HESI RN
Nutrition HESI Practice Exam
1. A client with hypertension taking a potassium-wasting diuretic is being educated about nutrition by a nurse. Which of the following dietary instructions should the nurse include in the teaching?
- A. Increase consumption of tuna and salmon.
- B. Limit intake of dried fruits.
- C. Avoid cow's milk.
- D. Consume organs and bananas
Correct answer: D
Rationale: The correct answer is D: 'Consume organs and bananas.' When a client is taking a potassium-wasting diuretic, they are at risk of potassium loss. Consuming foods high in potassium, such as organs and bananas, can help counteract this loss. Choice A is incorrect because tuna and salmon are not particularly high in potassium. Choice B is incorrect because dried fruits are good sources of potassium. Choice C is incorrect as cow's milk is also a good source of potassium, which could be beneficial for a client taking a potassium-wasting diuretic.

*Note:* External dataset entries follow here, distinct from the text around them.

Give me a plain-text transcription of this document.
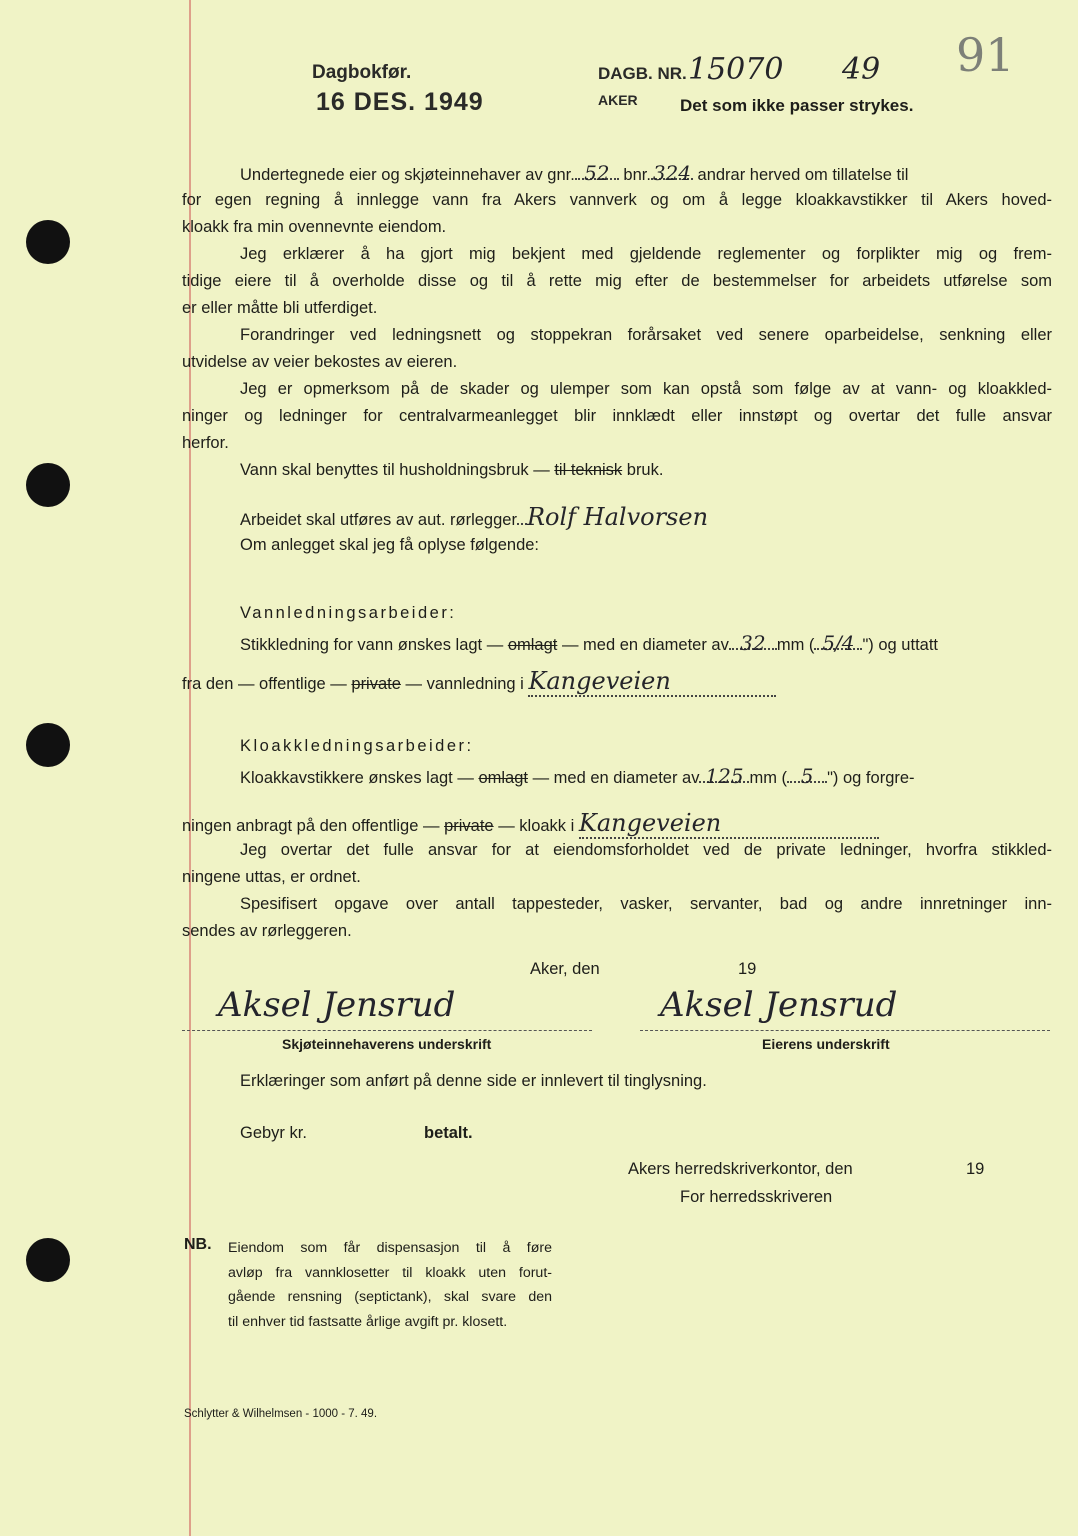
Dagbokfør.
16 DES. 1949
DAGB. NR. 15070 49
AKER Det som ikke passer strykes.
91
Undertegnede eier og skjøteinnehaver av gnr. 52 bnr.324 andrar herved om tillatelse til
for egen regning å innlegge vann fra Akers vannverk og om å legge kloakkavstikker til Akers hoved-
kloakk fra min ovennevnte eiendom.
Jeg erklærer å ha gjort mig bekjent med gjeldende reglementer og forplikter mig og frem-
tidige eiere til å overholde disse og til å rette mig efter de bestemmelser for arbeidets utførelse som
er eller måtte bli utferdiget.
Forandringer ved ledningsnett og stoppekran forårsaket ved senere oparbeidelse, senkning eller
utvidelse av veier bekostes av eieren.
Jeg er opmerksom på de skader og ulemper som kan opstå som følge av at vann- og kloakkled-
ninger og ledninger for centralvarmeanlegget blir innklædt eller innstøpt og overtar det fulle ansvar
herfor.
Vann skal benyttes til husholdningsbruk — til teknisk bruk.
Arbeidet skal utføres av aut. rørlegger Rolf Halvorsen
Om anlegget skal jeg få oplyse følgende:
Vannledningsarbeider:
Stikkledning for vann ønskes lagt — omlagt — med en diameter av 32 mm ( 5/4 ") og uttatt
fra den — offentlige — private — vannledning i Kangeveien
Kloakkledningsarbeider:
Kloakkavstikkere ønskes lagt — omlagt — med en diameter av 125 mm ( 5 ") og forgre-
ningen anbragt på den offentlige — private — kloakk i Kangeveien
Jeg overtar det fulle ansvar for at eiendomsforholdet ved de private ledninger, hvorfra stikkled-
ningene uttas, er ordnet.
Spesifisert opgave over antall tappesteder, vasker, servanter, bad og andre innretninger inn-
sendes av rørleggeren.
Aker, den	19
Aksel Jensrud	Aksel Jensrud
Skjøteinnehaverens underskrift	Eierens underskrift
Erklæringer som anført på denne side er innlevert til tinglysning.
Gebyr kr.	betalt.
Akers herredskriverkontor, den	19
For herredsskriveren
NB. Eiendom som får dispensasjon til å føre
avløp fra vannklosetter til kloakk uten forut-
gående rensning (septictank), skal svare den
til enhver tid fastsatte årlige avgift pr. klosett.
Schlytter & Wilhelmsen - 1000 - 7. 49.
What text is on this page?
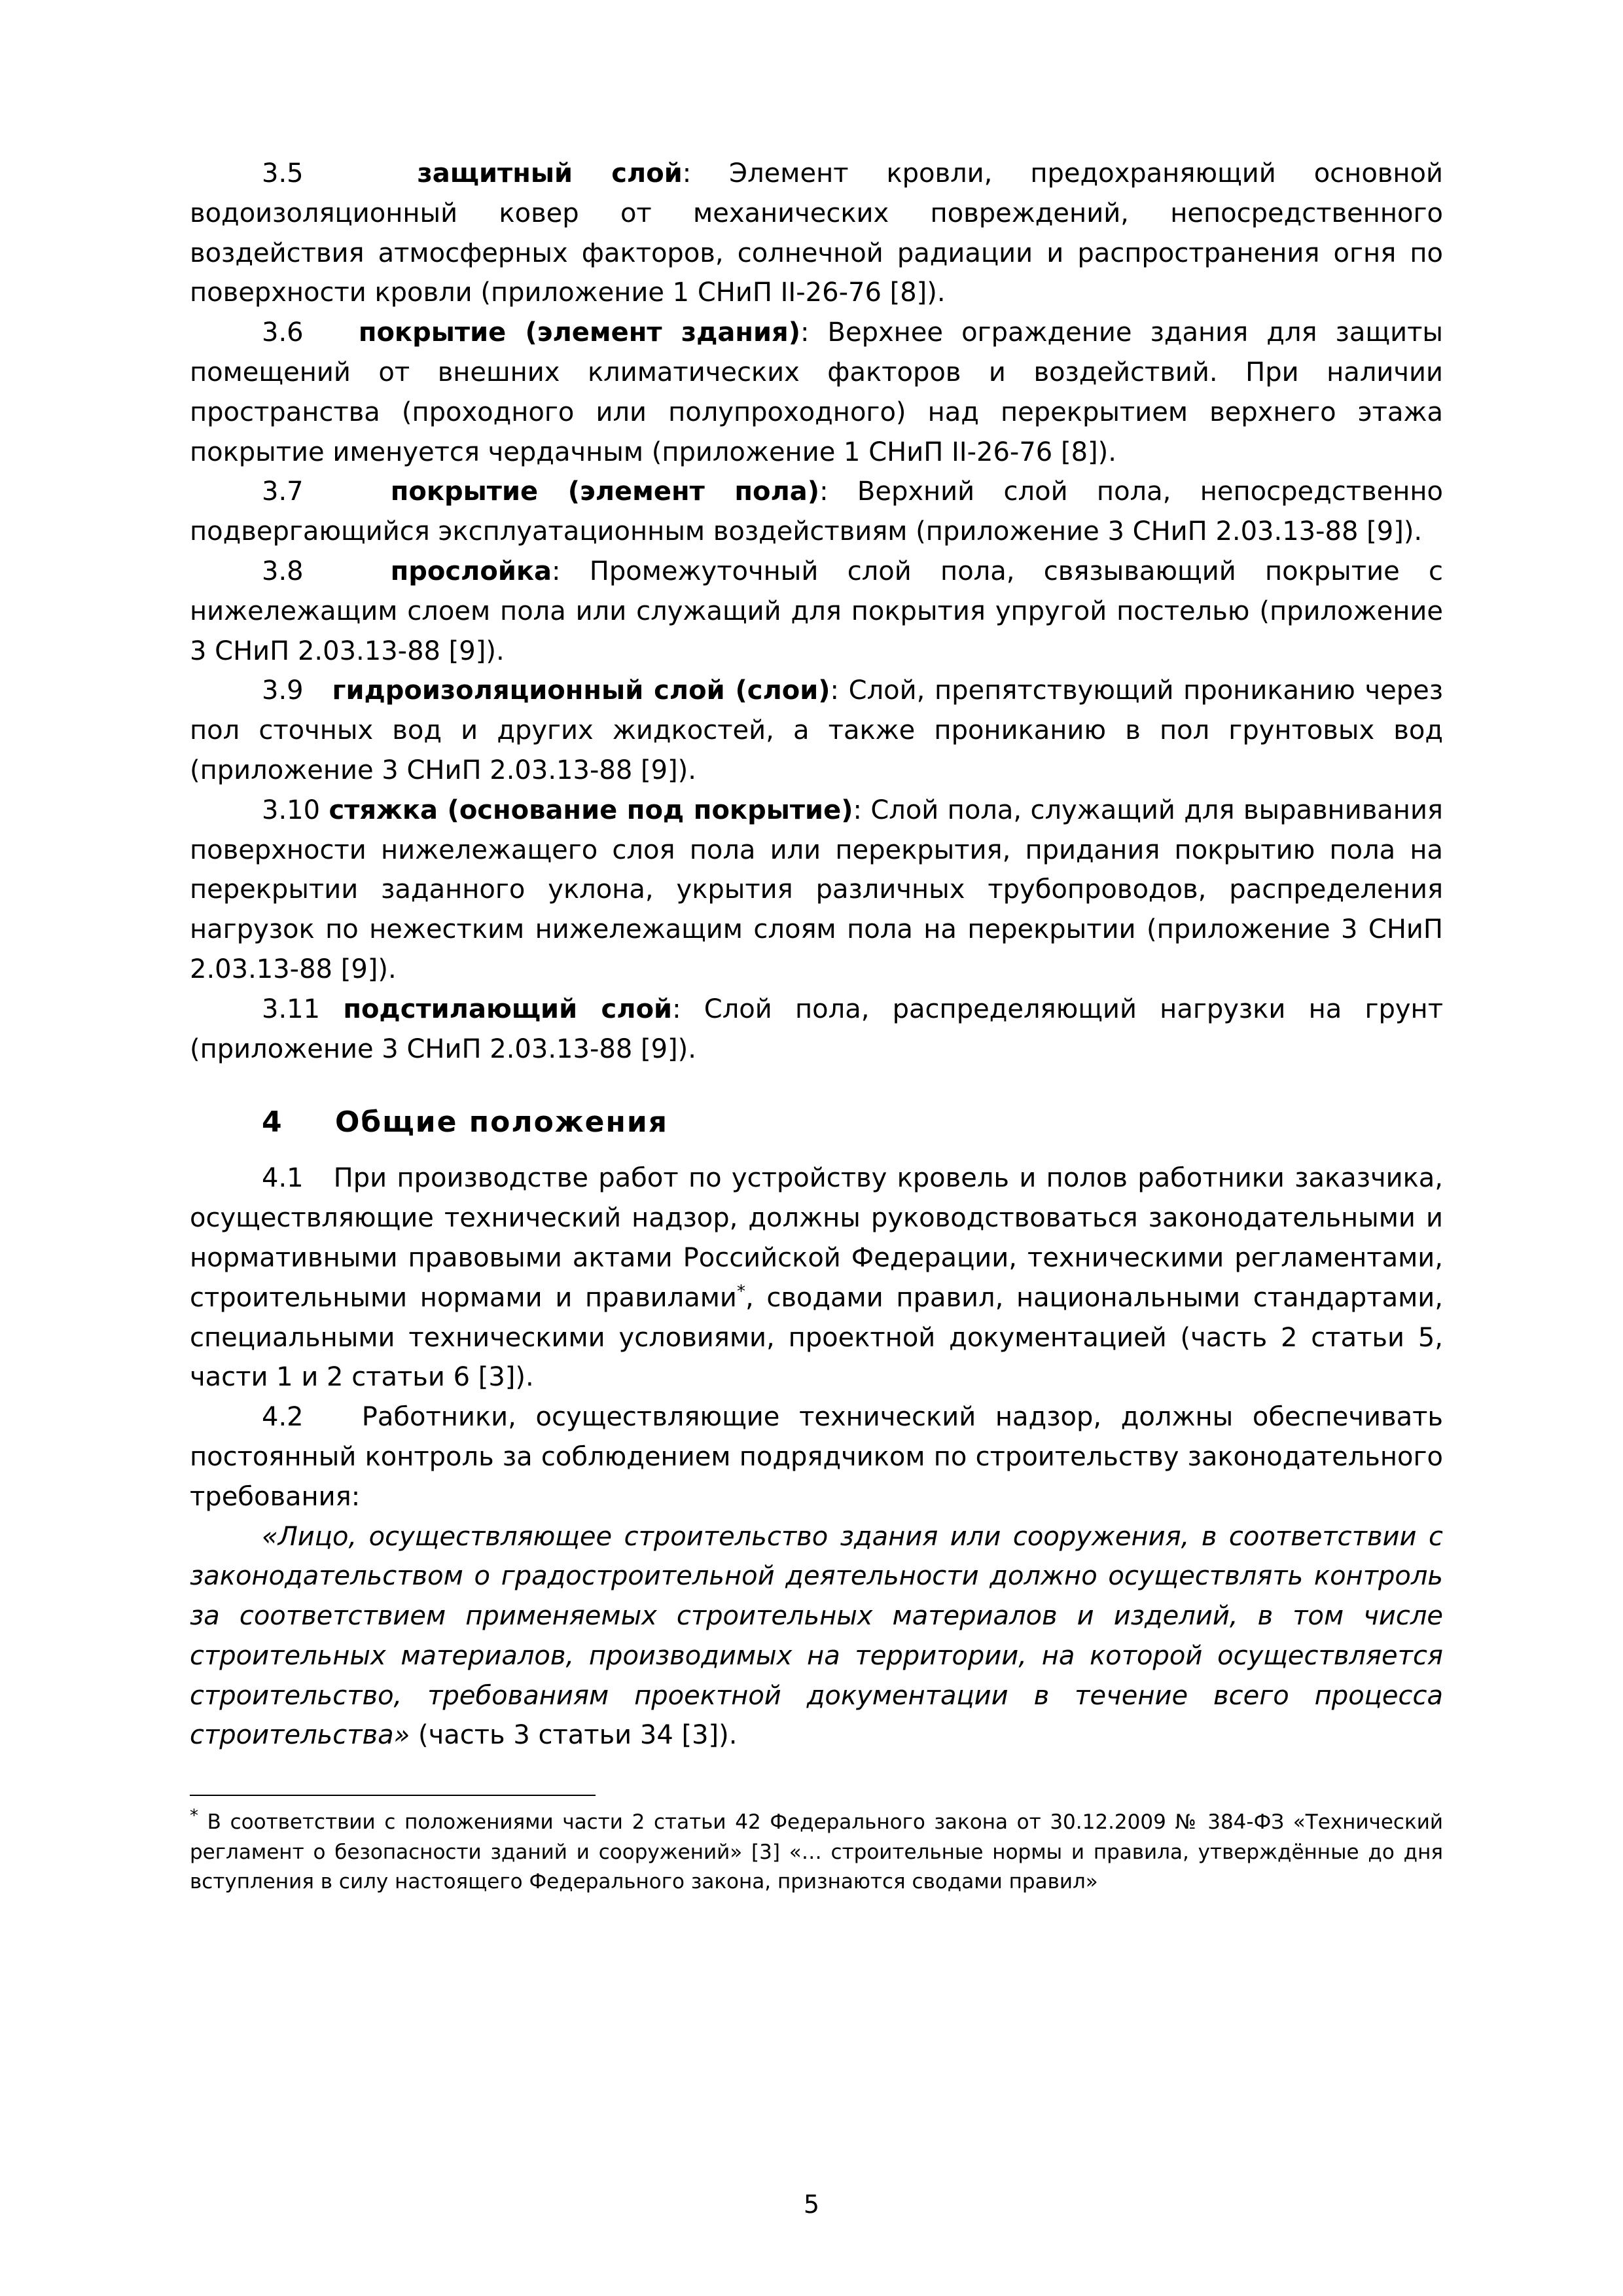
3.5	защитный слой: Элемент кровли, предохраняющий основной водоизоляционный ковер от механических повреждений, непосредственного воздействия атмосферных факторов, солнечной радиации и распространения огня по поверхности кровли (приложение 1 СНиП II-26-76 [8]).

3.6 покрытие (элемент здания): Верхнее ограждение здания для защиты помещений от внешних климатических факторов и воздействий. При наличии пространства (проходного или полупроходного) над перекрытием верхнего этажа покрытие именуется чердачным (приложение 1 СНиП II-26-76 [8]).

3.7	покрытие (элемент пола): Верхний слой пола, непосредственно подвергающийся эксплуатационным воздействиям (приложение 3 СНиП 2.03.13-88 [9]).

3.8	прослойка: Промежуточный слой пола, связывающий покрытие с нижележащим слоем пола или служащий для покрытия упругой постелью (приложение 3 СНиП 2.03.13-88 [9]).

3.9 гидроизоляционный слой (слои): Слой, препятствующий прониканию через пол сточных вод и других жидкостей, а также прониканию в пол грунтовых вод (приложение 3 СНиП 2.03.13-88 [9]).

3.10 стяжка (основание под покрытие): Слой пола, служащий для выравнивания поверхности нижележащего слоя пола или перекрытия, придания покрытию пола на перекрытии заданного уклона, укрытия различных трубопроводов, распределения нагрузок по нежестким нижележащим слоям пола на перекрытии (приложение 3 СНиП 2.03.13-88 [9]).

3.11 подстилающий слой: Слой пола, распределяющий нагрузки на грунт (приложение 3 СНиП 2.03.13-88 [9]).

4 Общие положения

4.1 При производстве работ по устройству кровель и полов работники заказчика, осуществляющие технический надзор, должны руководствоваться законодательными и нормативными правовыми актами Российской Федерации, техническими регламентами, строительными нормами и правилами*, сводами правил, национальными стандартами, специальными техническими условиями, проектной документацией (часть 2 статьи 5, части 1 и 2 статьи 6 [3]).

4.2 Работники, осуществляющие технический надзор, должны обеспечивать постоянный контроль за соблюдением подрядчиком по строительству законодательного требования:

«Лицо, осуществляющее строительство здания или сооружения, в соответствии с законодательством о градостроительной деятельности должно осуществлять контроль за соответствием применяемых строительных материалов и изделий, в том числе строительных материалов, производимых на территории, на которой осуществляется строительство, требованиям проектной документации в течение всего процесса строительства» (часть 3 статьи 34 [3]).

* В соответствии с положениями части 2 статьи 42 Федерального закона от 30.12.2009 № 384-ФЗ «Технический регламент о безопасности зданий и сооружений» [3] «… строительные нормы и правила, утверждённые до дня вступления в силу настоящего Федерального закона, признаются сводами правил»

5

2. Although non-steroidal anti-inflammatory drugs such as ibuprofen (Motrin) are beneficial in managing arthritis pain, the nurse should caution clients about which of the following common side effects?
- A. Urinary incontinence
- B. Constipation
- C. Nystagmus
- D. Occult bleeding
Correct answer: D
Rationale: The correct answer is D: Occult bleeding. Non-steroidal anti-inflammatory drugs (NSAIDs) like ibuprofen are known to cause gastrointestinal side effects, including occult bleeding. Occult bleeding refers to bleeding in the gastrointestinal tract that may not be visible in the stool, leading to potential complications like anemia. Urinary incontinence (choice A) is not a common side effect of NSAIDs. Constipation (choice B) is also not a typical side effect associated with NSAIDs. Nystagmus (choice C) is an involuntary eye movement and is not a common side effect of NSAIDs. Therefore, the nurse should caution clients about the risk of occult bleeding when using NSAIDs for arthritis pain management.
3. A client has a chest tube in place following a left lower lobectomy inserted after a stab wound to the chest. When repositioning the client, the nurse notices 200 cc of dark, red fluid flows into the collection chamber of the chest drain. What is the most appropriate nursing action?
- A. Clamp the chest tube
- B. Call the surgeon immediately
- C. Prepare for blood transfusion
- D. Continue to monitor the rate of drainage
Correct answer: D
Rationale: In this scenario, the most appropriate nursing action is to continue to monitor the rate of drainage. Clamping the chest tube is not recommended as it can lead to a tension pneumothorax. Calling the surgeon immediately may not be necessary at this point unless the drainage rate significantly increases or other concerning symptoms develop. Preparing for a blood transfusion is premature without further assessment and monitoring of the client's condition. Monitoring the rate of drainage allows the nurse to assess for any potential complications and ensure that the drainage amount is within expected limits.
4. The nurse is reviewing laboratory results on a client with acute renal failure. Which one of the following should be reported immediately?
- A. Blood urea nitrogen 50 mg/dl
- B. Hemoglobin of 10.3 g/dl
- C. Venous blood pH 7.30
- D. Serum potassium 6 mEq/L
Correct answer: D
Rationale: A serum potassium level of 6 mEq/L indicates hyperkalemia, which can be life-threatening and requires immediate intervention. Hyperkalemia can lead to dangerous cardiac arrhythmias and must be addressed promptly. The other options are not as urgent. A blood urea nitrogen level of 50 mg/dl may indicate kidney dysfunction but does not require immediate intervention. Hemoglobin of 10.3 g/dl may suggest anemia, which needs management but is not an immediate threat. A venous blood pH of 7.30 may indicate acidosis, which is concerning but not as acutely dangerous as hyperkalemia.
5. What nursing assessment of a paralyzed client would indicate the probable presence of a fecal impaction?
- A. Presence of blood in stools
- B. Oozing liquid stool
- C. Continuous rumbling flatulence
- D. Absence of bowel movements
Correct answer: B
Rationale: The correct answer is B: 'Oozing liquid stool.' In a paralyzed client, oozing liquid stool is a common sign of fecal impaction. This occurrence requires prompt intervention to prevent complications. Choice A, 'Presence of blood in stools,' is more indicative of gastrointestinal bleeding rather than fecal impaction. Choice C, 'Continuous rumbling flatulence,' is associated with gas movement in the intestines and not specifically linked to fecal impaction. Choice D, 'Absence of bowel movements,' could be a sign of constipation but does not directly point towards fecal impaction.